Out-of-Forum Lawsuit With In-Forum “Effects” Insufficient to Create Personal Jurisdiction

Maxchief Investments Ltd. v. Wok & Pan, Ind., __ F.3d __, 2008 WL 6205017 (Fed. Cir. Nov. 29, 2018) (DYK, Reyna, Hughes) (E.D. Tenn.: Greer) (2 of 5 stars)

Fed Cir affirms dismissal of Maxchief’s claims for lack of jurisdiction. The district court lacked personal jurisdiction over Maxchief’s claims for declaratory judgments of noninfringement/invalidity as to three Wok patents. That Wok filed a lawsuit against the retailer Staples in C.D. Cal. did not establish sufficient contacts in Tennessee, notwithstanding that the California complaint sought an injunction against “all those in active concert” with Staples, which included a Greenville, Tenn. company called Meco Corp. “[I]t is not enough that Wok’s [California] lawsuit might have ‘effects’ in Tennessee. Rather, jurisdiction ‘must be based on intentional conduct by the defendant’ directed at the forum.” Op. at 6 (quoting Walden, 571 U.S. 277 (2014)). Silent Drive, 326 F.3d 1194 (Fed. Cir. 2003), is not contradictory; in that case the defendants created minimum contacts by attempting to enforce an out-of-state judgment in-state. A letter from Wok to Maxchief’s lawyer in Tennessee also did not create minimum contacts because that letter alleged infringement by a separate company in Kansas, not a Tennessee company. And per Red Wing Shoe, 148 F.3d 1355 (Fed. Cir. 1998), merely sending notice letters of infringement does not generally create personal jurisdiction. In a footnote, the opinion also rejects Maxchief’s argument that Wok’s shipments and sales of goods in Tennessee could establish minimum contacts. Per Avocent, 552 F.3d 1324 (Fed. Cir. 2008), shipments/sales “are not enforcement activities, and thus do not qualify as relevant minimum contacts.” Op. at 6 n.2.

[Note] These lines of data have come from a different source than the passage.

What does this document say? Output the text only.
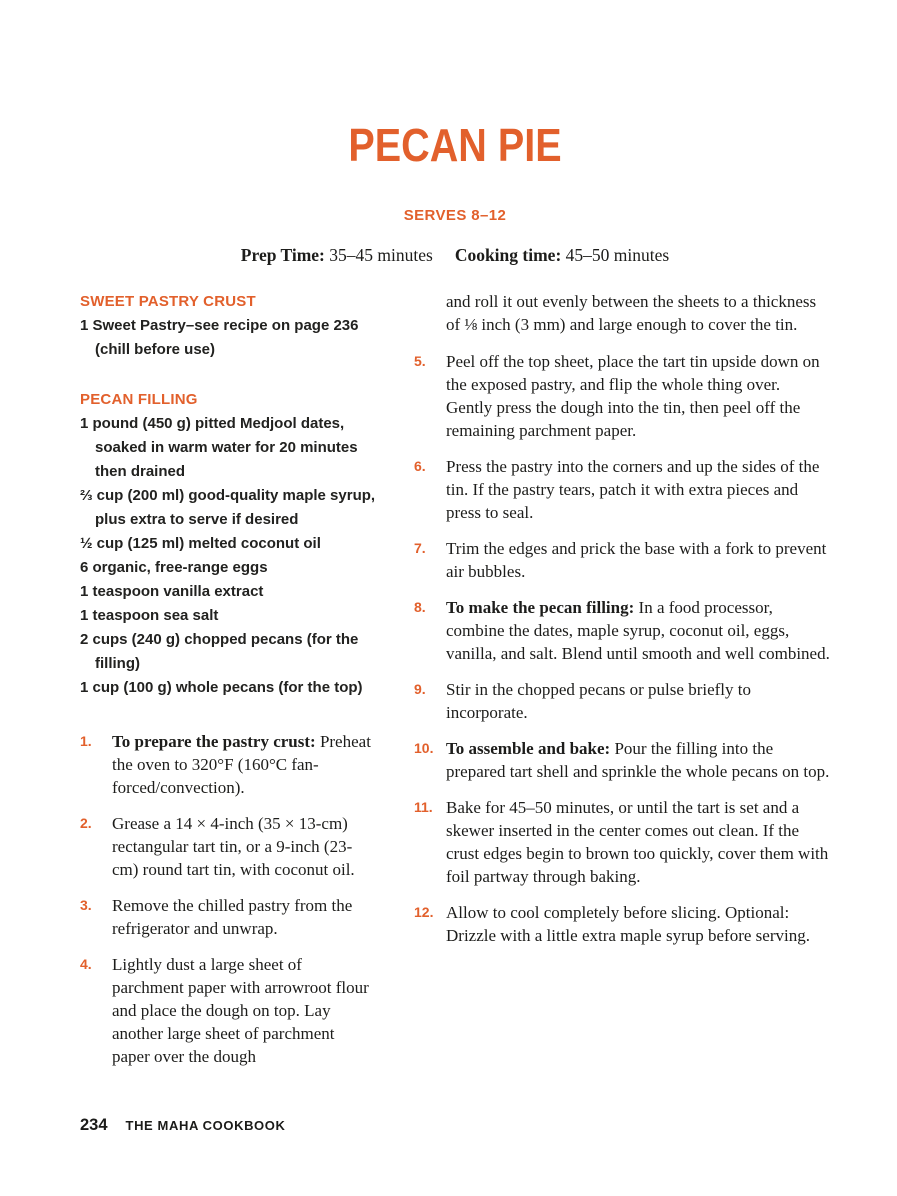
PECAN PIE
SERVES 8–12
Prep Time: 35–45 minutes Cooking time: 45–50 minutes
SWEET PASTRY CRUST
1 Sweet Pastry–see recipe on page 236 (chill before use)
PECAN FILLING
1 pound (450 g) pitted Medjool dates, soaked in warm water for 20 minutes then drained
⅔ cup (200 ml) good-quality maple syrup, plus extra to serve if desired
½ cup (125 ml) melted coconut oil
6 organic, free-range eggs
1 teaspoon vanilla extract
1 teaspoon sea salt
2 cups (240 g) chopped pecans (for the filling)
1 cup (100 g) whole pecans (for the top)
1.	To prepare the pastry crust: Preheat the oven to 320°F (160°C fan-forced/convection).
2.	Grease a 14 × 4-inch (35 × 13-cm) rectangular tart tin, or a 9-inch (23-cm) round tart tin, with coconut oil.
3.	Remove the chilled pastry from the refrigerator and unwrap.
4.	Lightly dust a large sheet of parchment paper with arrowroot flour and place the dough on top. Lay another large sheet of parchment paper over the dough

and roll it out evenly between the sheets to a thickness of ⅛ inch (3 mm) and large enough to cover the tin.

5.	Peel off the top sheet, place the tart tin upside down on the exposed pastry, and flip the whole thing over. Gently press the dough into the tin, then peel off the remaining parchment paper.
6.	Press the pastry into the corners and up the sides of the tin. If the pastry tears, patch it with extra pieces and press to seal.
7.	Trim the edges and prick the base with a fork to prevent air bubbles.
8.	To make the pecan filling: In a food processor, combine the dates, maple syrup, coconut oil, eggs, vanilla, and salt. Blend until smooth and well combined.
9.	Stir in the chopped pecans or pulse briefly to incorporate.
10. To assemble and bake: Pour the filling into the prepared tart shell and sprinkle the whole pecans on top.
11. Bake for 45–50 minutes, or until the tart is set and a skewer inserted in the center comes out clean. If the crust edges begin to brown too quickly, cover them with foil partway through baking.
12. Allow to cool completely before slicing. Optional: Drizzle with a little extra maple syrup before serving.
234 THE MAHA COOKBOOK
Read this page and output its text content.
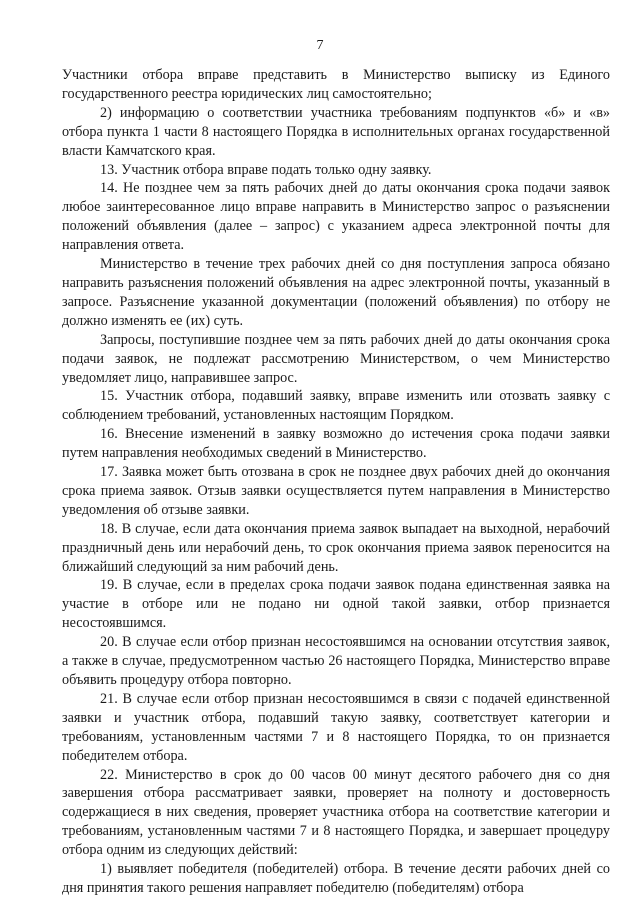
7

Участники отбора вправе представить в Министерство выписку из Единого государственного реестра юридических лиц самостоятельно;

2) информацию о соответствии участника требованиям подпунктов «б» и «в» отбора пункта 1 части 8 настоящего Порядка в исполнительных органах государственной власти Камчатского края.

13. Участник отбора вправе подать только одну заявку.

14. Не позднее чем за пять рабочих дней до даты окончания срока подачи заявок любое заинтересованное лицо вправе направить в Министерство запрос о разъяснении положений объявления (далее – запрос) с указанием адреса электронной почты для направления ответа.

Министерство в течение трех рабочих дней со дня поступления запроса обязано направить разъяснения положений объявления на адрес электронной почты, указанный в запросе. Разъяснение указанной документации (положений объявления) по отбору не должно изменять ее (их) суть.

Запросы, поступившие позднее чем за пять рабочих дней до даты окончания срока подачи заявок, не подлежат рассмотрению Министерством, о чем Министерство уведомляет лицо, направившее запрос.

15. Участник отбора, подавший заявку, вправе изменить или отозвать заявку с соблюдением требований, установленных настоящим Порядком.

16. Внесение изменений в заявку возможно до истечения срока подачи заявки путем направления необходимых сведений в Министерство.

17. Заявка может быть отозвана в срок не позднее двух рабочих дней до окончания срока приема заявок. Отзыв заявки осуществляется путем направления в Министерство уведомления об отзыве заявки.

18. В случае, если дата окончания приема заявок выпадает на выходной, нерабочий праздничный день или нерабочий день, то срок окончания приема заявок переносится на ближайший следующий за ним рабочий день.

19. В случае, если в пределах срока подачи заявок подана единственная заявка на участие в отборе или не подано ни одной такой заявки, отбор признается несостоявшимся.

20. В случае если отбор признан несостоявшимся на основании отсутствия заявок, а также в случае, предусмотренном частью 26 настоящего Порядка, Министерство вправе объявить процедуру отбора повторно.

21. В случае если отбор признан несостоявшимся в связи с подачей единственной заявки и участник отбора, подавший такую заявку, соответствует категории и требованиям, установленным частями 7 и 8 настоящего Порядка, то он признается победителем отбора.

22. Министерство в срок до 00 часов 00 минут десятого рабочего дня со дня завершения отбора рассматривает заявки, проверяет на полноту и достоверность содержащиеся в них сведения, проверяет участника отбора на соответствие категории и требованиям, установленным частями 7 и 8 настоящего Порядка, и завершает процедуру отбора одним из следующих действий:

1) выявляет победителя (победителей) отбора. В течение десяти рабочих дней со дня принятия такого решения направляет победителю (победителям) отбора
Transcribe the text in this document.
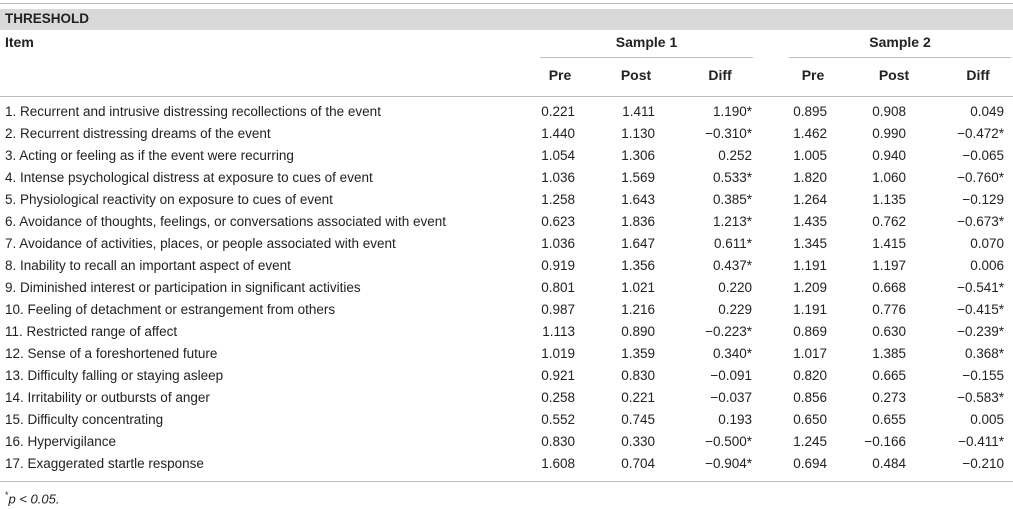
THRESHOLD
Item	Sample 1	Sample 2
Pre	Post	Diff	Pre	Post	Diff
1. Recurrent and intrusive distressing recollections of the event	0.221	1.411	1.190*	0.895	0.908	0.049
2. Recurrent distressing dreams of the event	1.440	1.130	−0.310*	1.462	0.990	−0.472*
3. Acting or feeling as if the event were recurring	1.054	1.306	0.252	1.005	0.940	−0.065
4. Intense psychological distress at exposure to cues of event	1.036	1.569	0.533*	1.820	1.060	−0.760*
5. Physiological reactivity on exposure to cues of event	1.258	1.643	0.385*	1.264	1.135	−0.129
6. Avoidance of thoughts, feelings, or conversations associated with event	0.623	1.836	1.213*	1.435	0.762	−0.673*
7. Avoidance of activities, places, or people associated with event	1.036	1.647	0.611*	1.345	1.415	0.070
8. Inability to recall an important aspect of event	0.919	1.356	0.437*	1.191	1.197	0.006
9. Diminished interest or participation in significant activities	0.801	1.021	0.220	1.209	0.668	−0.541*
10. Feeling of detachment or estrangement from others	0.987	1.216	0.229	1.191	0.776	−0.415*
11. Restricted range of affect	1.113	0.890	−0.223*	0.869	0.630	−0.239*
12. Sense of a foreshortened future	1.019	1.359	0.340*	1.017	1.385	0.368*
13. Difficulty falling or staying asleep	0.921	0.830	−0.091	0.820	0.665	−0.155
14. Irritability or outbursts of anger	0.258	0.221	−0.037	0.856	0.273	−0.583*
15. Difficulty concentrating	0.552	0.745	0.193	0.650	0.655	0.005
16. Hypervigilance	0.830	0.330	−0.500*	1.245	−0.166	−0.411*
17. Exaggerated startle response	1.608	0.704	−0.904*	0.694	0.484	−0.210
*p < 0.05.
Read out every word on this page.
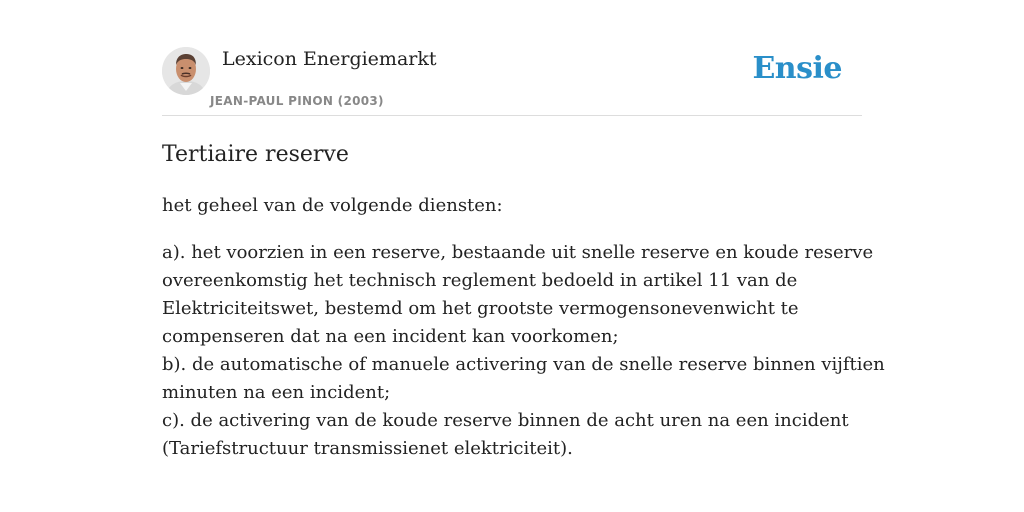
Lexicon Energiemarkt
JEAN-PAUL PINON (2003)
Ensie
Tertiaire reserve

het geheel van de volgende diensten:

a). het voorzien in een reserve, bestaande uit snelle reserve en koude reserve

overeenkomstig het technisch reglement bedoeld in artikel 11 van de

Elektriciteitswet, bestemd om het grootste vermogensonevenwicht te

compenseren dat na een incident kan voorkomen;

b). de automatische of manuele activering van de snelle reserve binnen vijftien

minuten na een incident;

c). de activering van de koude reserve binnen de acht uren na een incident

(Tariefstructuur transmissienet elektriciteit).
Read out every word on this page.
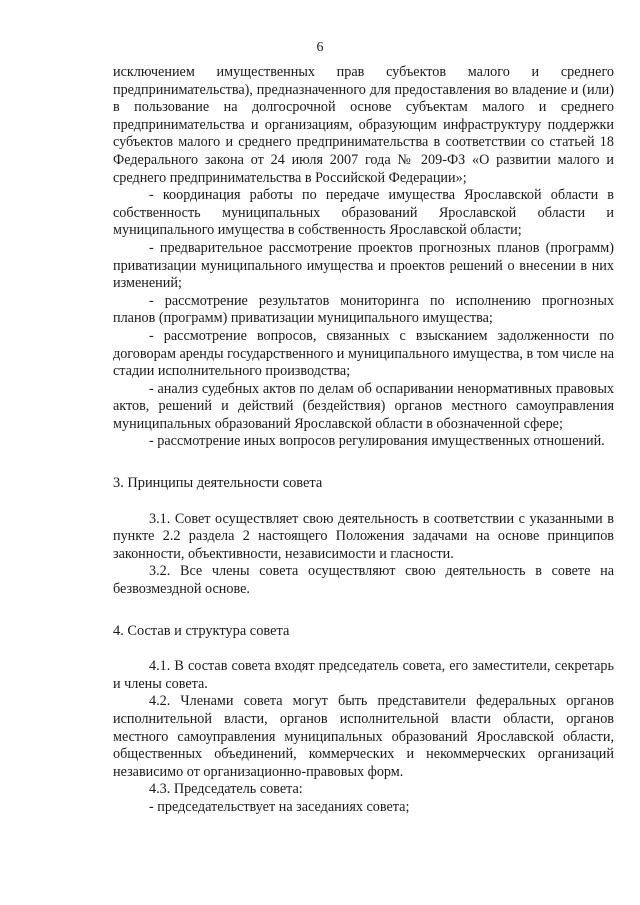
6

исключением имущественных прав субъектов малого и среднего предпринимательства), предназначенного для предоставления во владение и (или) в пользование на долгосрочной основе субъектам малого и среднего предпринимательства и организациям, образующим инфраструктуру поддержки субъектов малого и среднего предпринимательства в соответствии со статьей 18 Федерального закона от 24 июля 2007 года № 209-ФЗ «О развитии малого и среднего предпринимательства в Российской Федерации»;

- координация работы по передаче имущества Ярославской области в собственность муниципальных образований Ярославской области и муниципального имущества в собственность Ярославской области;

- предварительное рассмотрение проектов прогнозных планов (программ) приватизации муниципального имущества и проектов решений о внесении в них изменений;

- рассмотрение результатов мониторинга по исполнению прогнозных планов (программ) приватизации муниципального имущества;

- рассмотрение вопросов, связанных с взысканием задолженности по договорам аренды государственного и муниципального имущества, в том числе на стадии исполнительного производства;

- анализ судебных актов по делам об оспаривании ненормативных правовых актов, решений и действий (бездействия) органов местного самоуправления муниципальных образований Ярославской области в обозначенной сфере;

- рассмотрение иных вопросов регулирования имущественных отношений.

3. Принципы деятельности совета

3.1. Совет осуществляет свою деятельность в соответствии с указанными в пункте 2.2 раздела 2 настоящего Положения задачами на основе принципов законности, объективности, независимости и гласности.

3.2. Все члены совета осуществляют свою деятельность в совете на безвозмездной основе.

4. Состав и структура совета

4.1. В состав совета входят председатель совета, его заместители, секретарь и члены совета.

4.2. Членами совета могут быть представители федеральных органов исполнительной власти, органов исполнительной власти области, органов местного самоуправления муниципальных образований Ярославской области, общественных объединений, коммерческих и некоммерческих организаций независимо от организационно-правовых форм.

4.3. Председатель совета:

- председательствует на заседаниях совета;
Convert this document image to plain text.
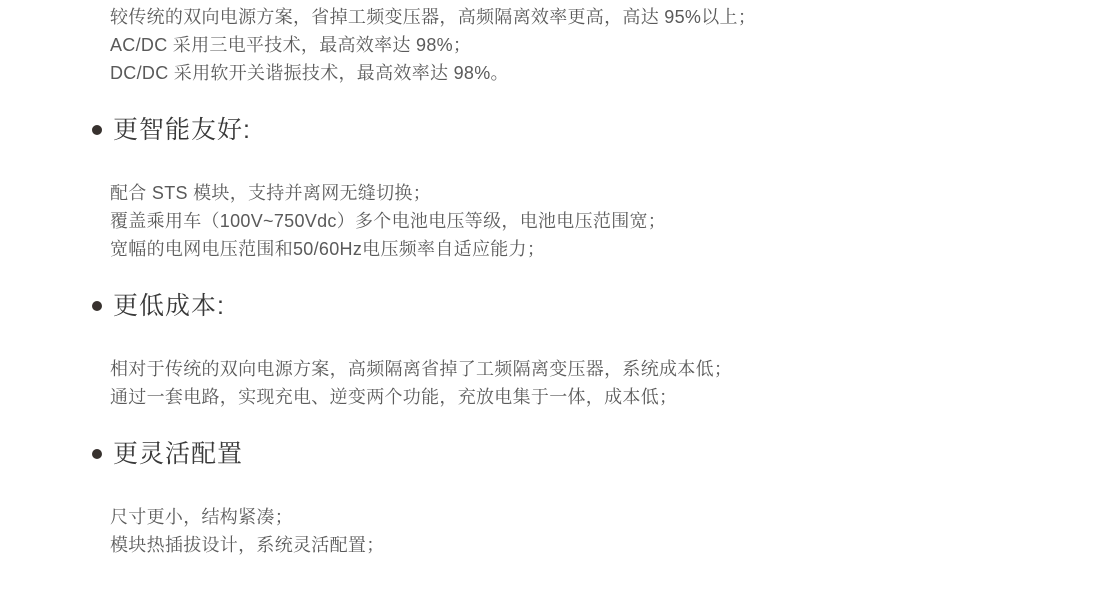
较传统的双向电源方案，省掉工频变压器，高频隔离效率更高，高达 95%以上；

AC/DC 采用三电平技术，最高效率达 98%；

DC/DC 采用软开关谐振技术，最高效率达 98%。

更智能友好:

配合 STS 模块，支持并离网无缝切换；

覆盖乘用车（100V~750Vdc）多个电池电压等级，电池电压范围宽；

宽幅的电网电压范围和50/60Hz电压频率自适应能力；

更低成本:

相对于传统的双向电源方案，高频隔离省掉了工频隔离变压器，系统成本低；

通过一套电路，实现充电、逆变两个功能，充放电集于一体，成本低；

更灵活配置

尺寸更小，结构紧凑；

模块热插拔设计，系统灵活配置；
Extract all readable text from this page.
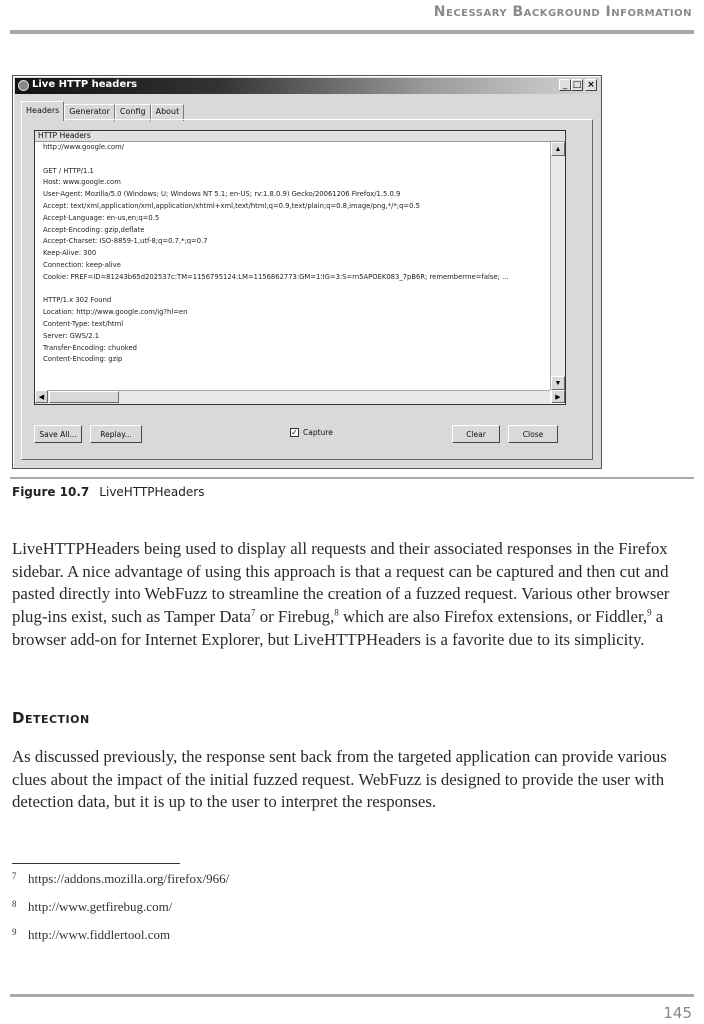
Necessary Background Information
Live HTTP headers	_ □ ×
Headers	Generator	Config	About
HTTP Headers
http://www.google.com/
GET / HTTP/1.1
Host: www.google.com
User-Agent: Mozilla/5.0 (Windows; U; Windows NT 5.1; en-US; rv:1.8.0.9) Gecko/20061206 Firefox/1.5.0.9
Accept: text/xml,application/xml,application/xhtml+xml,text/html;q=0.9,text/plain;q=0.8,image/png,*/*;q=0.5
Accept-Language: en-us,en;q=0.5
Accept-Encoding: gzip,deflate
Accept-Charset: ISO-8859-1,utf-8;q=0.7,*;q=0.7
Keep-Alive: 300
Connection: keep-alive
Cookie: PREF=ID=81243b65d202537c:TM=1156795124:LM=1156862773:GM=1:IG=3:S=rn5APOEK083_7pB6R; rememberme=false; ...
HTTP/1.x 302 Found
Location: http://www.google.com/ig?hl=en
Content-Type: text/html
Server: GWS/2.1
Transfer-Encoding: chunked
Content-Encoding: gzip
▲
▼
◀	▶
Save All...	Replay...	✓ Capture	Clear	Close
Figure 10.7 LiveHTTPHeaders
LiveHTTPHeaders being used to display all requests and their associated responses in the Firefox sidebar. A nice advantage of using this approach is that a request can be captured and then cut and pasted directly into WebFuzz to streamline the creation of a fuzzed request. Various other browser plug-ins exist, such as Tamper Data$^7$ or Firebug,$^8$ which are also Firefox extensions, or Fiddler,$^9$ a browser add-on for Internet Explorer, but LiveHTTPHeaders is a favorite due to its simplicity.
Detection
As discussed previously, the response sent back from the targeted application can provide various clues about the impact of the initial fuzzed request. WebFuzz is designed to provide the user with detection data, but it is up to the user to interpret the responses.
7 https://addons.mozilla.org/firefox/966/
8 http://www.getfirebug.com/
9 http://www.fiddlertool.com
145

The district court also lacked personal jurisdiction over Maxchief’s claim for tortious interference under Tennessee state law. Maxchief’s claim was predicated on the letter alleging infringement by a non-Tennessee company. Per Inamed Corp., 249 F.3d 1356 (Fed. Cir. 2001), “merely sending a notice letter to a lawyer in the forum state does not constitute activity directed at the forum state where the entity alleged to infringe does not operate in the state.” Op. at 11.

The district court had held that there was also no subject matter jurisdiction over the tortious interference claim. The opinion does not reach this issue, but includes a lengthy footnote reasoning that there might be original subject matter jurisdiction over the claim per 28 U.S.C. § 1338, if Maxchief urged that Wok engaged in “unfounded litigation.” Past Fed Cir cases suggest that such a state law claim would raise a substantial question of patent law, but Gunn v. Minton, 568 U.S. 251 (2013), raises questions about those cases’ reliability. See Op. at 9 n.3.